わが国製造業の業績は好調だが、人手不足が顕在化している。その解決は政府の最重要課題であり、今般、改正出入国管理法により新たな外国人材の在留資格を創設する。新法では基本的に、試験を通じて所管省庁が定める業種ごとの専門性や日本語能力等の技能水準を確認する。今後、人手不足が顕著な業種別に方針を策定のうえ、関連する省令を整備していく。

品質保証体制の整備に関し、経産省は2017年12月、「製造業の品質保証体制の強化に向けて」を公表。業界団体にガイドライン策定を呼びかけた。また、Connected Industriesの推進により、不正防止に向けたデータ共有とトレーサビリティーの確保を進めている。加えて、ベストプラクティスの収集等を通じ、民間主導による自主検査の徹底を進めている。

■ 安岡教授

品質不正のメカニズム

品質不正は、横領のように個人の欲利によって起こるのではない。その背景には、経営の圧力や業績への貢献など、正当化しやすい事由が存在する。そうしたことから内部通報制度が機能しにくく、コンプライアンス教育も限界がある。また、検査部署が製造部門内にあるとコスト的存在とみなされることがある。そして検査部署の人事評価を製造部門長が行う体制下では、製造部門からの圧力で検査での不正が起きやすい。品質不正に対処するためには、ガバナンスや内部統制などのリスクマネジメント手法が重要である。

品質管理体制とディフェンスライン

品質不正を防ぐディフェンスライン(DL)は、現場レベルの検査(第1DL)、現場から独立し、収益責任を負わない検査部署による検査(第2DL)、執行部門外の監査部門による検査(第3DL)に大別される。このうち、不正防止の要となる第2DLは、多くの製造業において未整備である。第2DLのあり方としては、(1)各工場の品質管理部を切り離し、本社機能としての品質管理本部の傘下とする(2)本社機能としての品質管理本部を設置し、各事業部門の品質管理部を横断的に監視する――などの手法が有効である。検査部門は、収益以外の何をもって会社に貢献するのか、経営者が自ら考え、答えを出すことが重要である。

不正に対する投資家の視点

社外取締役や監査役については、リスクマネジメントに関する知見不足や兼職数の多さ等から、投資家は社外取締役や監査役の機能不全を問題視している。加えて、熱心な新任監査役への排除圧力が働く例や、監査役が再任され続けることによる監査視点の固定化も指摘される。

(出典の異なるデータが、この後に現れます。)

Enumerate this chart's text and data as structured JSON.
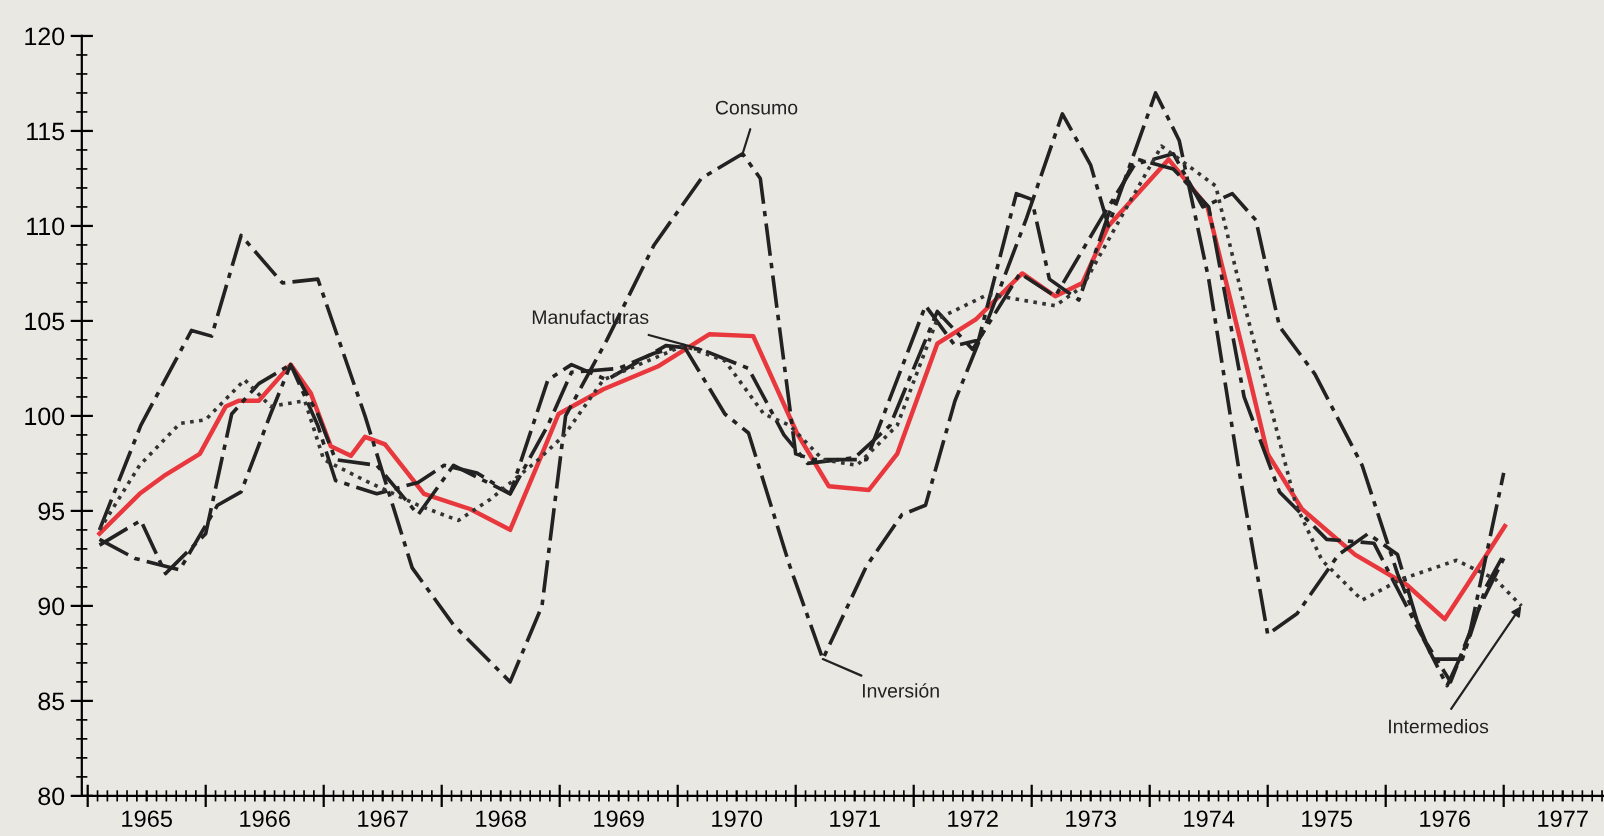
{
  "chart_data": {
    "type": "line",
    "xlim": [
      1964.95,
      1977.85
    ],
    "ylim": [
      80,
      120
    ],
    "xticks": [
      {
        "value": 1965,
        "label": null
      },
      {
        "value": 1965.5,
        "label": "1965"
      },
      {
        "value": 1966,
        "label": null
      },
      {
        "value": 1966.5,
        "label": "1966"
      },
      {
        "value": 1967,
        "label": null
      },
      {
        "value": 1967.5,
        "label": "1967"
      },
      {
        "value": 1968,
        "label": null
      },
      {
        "value": 1968.5,
        "label": "1968"
      },
      {
        "value": 1969,
        "label": null
      },
      {
        "value": 1969.5,
        "label": "1969"
      },
      {
        "value": 1970,
        "label": null
      },
      {
        "value": 1970.5,
        "label": "1970"
      },
      {
        "value": 1971,
        "label": null
      },
      {
        "value": 1971.5,
        "label": "1971"
      },
      {
        "value": 1972,
        "label": null
      },
      {
        "value": 1972.5,
        "label": "1972"
      },
      {
        "value": 1973,
        "label": null
      },
      {
        "value": 1973.5,
        "label": "1973"
      },
      {
        "value": 1974,
        "label": null
      },
      {
        "value": 1974.5,
        "label": "1974"
      },
      {
        "value": 1975,
        "label": null
      },
      {
        "value": 1975.5,
        "label": "1975"
      },
      {
        "value": 1976,
        "label": null
      },
      {
        "value": 1976.5,
        "label": "1976"
      },
      {
        "value": 1977,
        "label": null
      },
      {
        "value": 1977.5,
        "label": "1977"
      }
    ],
    "yticks": [
      80,
      85,
      90,
      95,
      100,
      105,
      110,
      115,
      120
    ],
    "grid": false,
    "legend": false,
    "marker": "none",
    "series": [
      {
        "color": "#e8383d",
        "line_style": "solid",
        "x": [
          1965.1,
          1965.44,
          1965.66,
          1965.95,
          1966.17,
          1966.28,
          1966.45,
          1966.72,
          1966.89,
          1967.06,
          1967.23,
          1967.35,
          1967.52,
          1967.85,
          1968.24,
          1968.58,
          1968.81,
          1968.99,
          1969.37,
          1969.83,
          1970.27,
          1970.64,
          1971.01,
          1971.28,
          1971.62,
          1971.86,
          1972.2,
          1972.53,
          1972.92,
          1973.2,
          1973.43,
          1973.65,
          1974.16,
          1974.49,
          1974.78,
          1975.0,
          1975.29,
          1975.74,
          1976.18,
          1976.5,
          1976.69,
          1977.01
        ],
        "values": [
          93.8,
          95.9,
          96.9,
          98,
          100.5,
          100.8,
          100.8,
          102.7,
          101.2,
          98.4,
          97.9,
          98.9,
          98.5,
          95.9,
          95.1,
          94,
          97.4,
          100.1,
          101.4,
          102.6,
          104.3,
          104.2,
          99.1,
          96.3,
          96.1,
          98,
          103.8,
          105.1,
          107.5,
          106.3,
          107,
          110,
          113.5,
          111,
          103.7,
          98,
          95.1,
          92.7,
          91.1,
          89.3,
          91.1,
          94.2
        ]
      },
      {
        "name": "Consumo",
        "color": "#222222",
        "line_style": "dashed",
        "x": [
          1965.1,
          1965.45,
          1965.88,
          1966.05,
          1966.3,
          1966.65,
          1966.95,
          1967.35,
          1967.75,
          1968.1,
          1968.58,
          1968.85,
          1969.05,
          1969.4,
          1969.8,
          1970.2,
          1970.55,
          1970.7,
          1971.0,
          1971.15,
          1971.6,
          1972.1,
          1972.35,
          1972.55,
          1972.87,
          1973.0,
          1973.15,
          1973.4,
          1973.65,
          1973.85,
          1974.2,
          1974.45,
          1974.7,
          1974.9,
          1975.1,
          1975.4,
          1975.8,
          1976.1,
          1976.4,
          1976.65,
          1976.85,
          1977.0
        ],
        "values": [
          94,
          99.5,
          104.5,
          104.2,
          109.5,
          107,
          107.2,
          100,
          92,
          89,
          86,
          90,
          100,
          104,
          109,
          112.5,
          113.8,
          112.5,
          98,
          97.7,
          97.7,
          105.8,
          103.7,
          104,
          111.7,
          111.4,
          107.2,
          106.1,
          110.6,
          113.2,
          113.8,
          111,
          111.7,
          110.3,
          104.7,
          102.2,
          97.4,
          91.7,
          87.2,
          87.2,
          91,
          92.7
        ]
      },
      {
        "name": "Manufacturas",
        "color": "#222222",
        "line_style": "dashed",
        "x": [
          1965.1,
          1965.45,
          1965.66,
          1966.0,
          1966.22,
          1966.45,
          1966.72,
          1966.95,
          1967.1,
          1967.45,
          1967.8,
          1968.1,
          1968.58,
          1968.9,
          1969.1,
          1969.4,
          1969.9,
          1970.2,
          1970.6,
          1970.9,
          1971.1,
          1971.5,
          1971.8,
          1972.2,
          1972.5,
          1972.9,
          1973.2,
          1973.6,
          1973.9,
          1974.2,
          1974.5,
          1974.8,
          1975.1,
          1975.5,
          1975.9,
          1976.3,
          1976.55,
          1976.8,
          1977.0
        ],
        "values": [
          93.2,
          94.5,
          91.7,
          93.8,
          100.1,
          101.7,
          102.7,
          100.1,
          97.7,
          97.4,
          94.8,
          97.4,
          95.9,
          101.9,
          102.7,
          101.9,
          103.7,
          103.5,
          102.5,
          99,
          97.5,
          97.8,
          99.5,
          105.5,
          103.5,
          107.5,
          106.3,
          110.5,
          113.5,
          113,
          111,
          101,
          96,
          93.5,
          93.3,
          88.5,
          86,
          90,
          92.5
        ]
      },
      {
        "name": "Inversión",
        "color": "#222222",
        "line_style": "dashed",
        "x": [
          1965.1,
          1965.4,
          1965.78,
          1966.1,
          1966.3,
          1966.55,
          1966.72,
          1966.95,
          1967.1,
          1967.45,
          1967.8,
          1968.02,
          1968.3,
          1968.58,
          1968.9,
          1969.1,
          1969.5,
          1969.8,
          1970.05,
          1970.4,
          1970.6,
          1970.95,
          1971.23,
          1971.6,
          1971.9,
          1972.1,
          1972.35,
          1972.65,
          1972.95,
          1973.26,
          1973.5,
          1973.65,
          1974.05,
          1974.25,
          1974.5,
          1974.75,
          1975.0,
          1975.25,
          1975.6,
          1975.85,
          1976.1,
          1976.3,
          1976.52,
          1976.7,
          1977.0
        ],
        "values": [
          93.5,
          92.5,
          91.9,
          95.3,
          96,
          100.1,
          102.7,
          99.5,
          96.6,
          95.9,
          96.5,
          97.4,
          97,
          95.9,
          99.5,
          102.3,
          102.5,
          103.3,
          103.7,
          100.1,
          99.1,
          92.1,
          87.2,
          92.1,
          94.8,
          95.3,
          100.8,
          105.4,
          110.3,
          115.9,
          113.2,
          110,
          117,
          114.5,
          107.2,
          97.4,
          88.5,
          89.6,
          92.7,
          93.8,
          92.7,
          88.5,
          85.8,
          88.2,
          97
        ]
      },
      {
        "name": "Intermedios",
        "color": "#333333",
        "line_style": "dotted",
        "x": [
          1965.1,
          1965.44,
          1965.78,
          1966.0,
          1966.33,
          1966.55,
          1966.84,
          1967.0,
          1967.35,
          1967.8,
          1968.14,
          1968.41,
          1968.82,
          1969.04,
          1969.37,
          1970.05,
          1970.4,
          1970.73,
          1970.95,
          1971.23,
          1971.52,
          1971.86,
          1972.2,
          1972.63,
          1973.2,
          1973.43,
          1973.77,
          1974.1,
          1974.56,
          1974.78,
          1975.24,
          1975.46,
          1975.8,
          1976.13,
          1976.6,
          1976.93,
          1977.15
        ],
        "values": [
          94,
          97.4,
          99.6,
          99.8,
          101.9,
          100.5,
          100.8,
          97.7,
          96.6,
          95.3,
          94.5,
          95.6,
          97.7,
          99,
          101.9,
          103.7,
          102.9,
          100.1,
          99.5,
          97.7,
          97.4,
          99.5,
          105.1,
          106.4,
          105.8,
          106.8,
          110.6,
          114.2,
          112.1,
          106.4,
          95.3,
          92.4,
          90.3,
          91.4,
          92.4,
          91.4,
          90
        ]
      }
    ]
  }
}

急拡大するESG投資(環境・社会・ガバナンス対応を踏まえた投資)では、特にG(Governance)が重視される。投資家は、品質不正を今後も発生する新種リスクと考えている。不正発覚後の原因究明や再発防止策が適切かを手早く見極め、投資継続か否かの判断が必要になっている。品質不正は企業価値の毀損であり、そのリスクに対応するための体制構築や管理手法の導入が急がれる。これにより、企業は信頼を回復し、競争力を強化することが可能になる。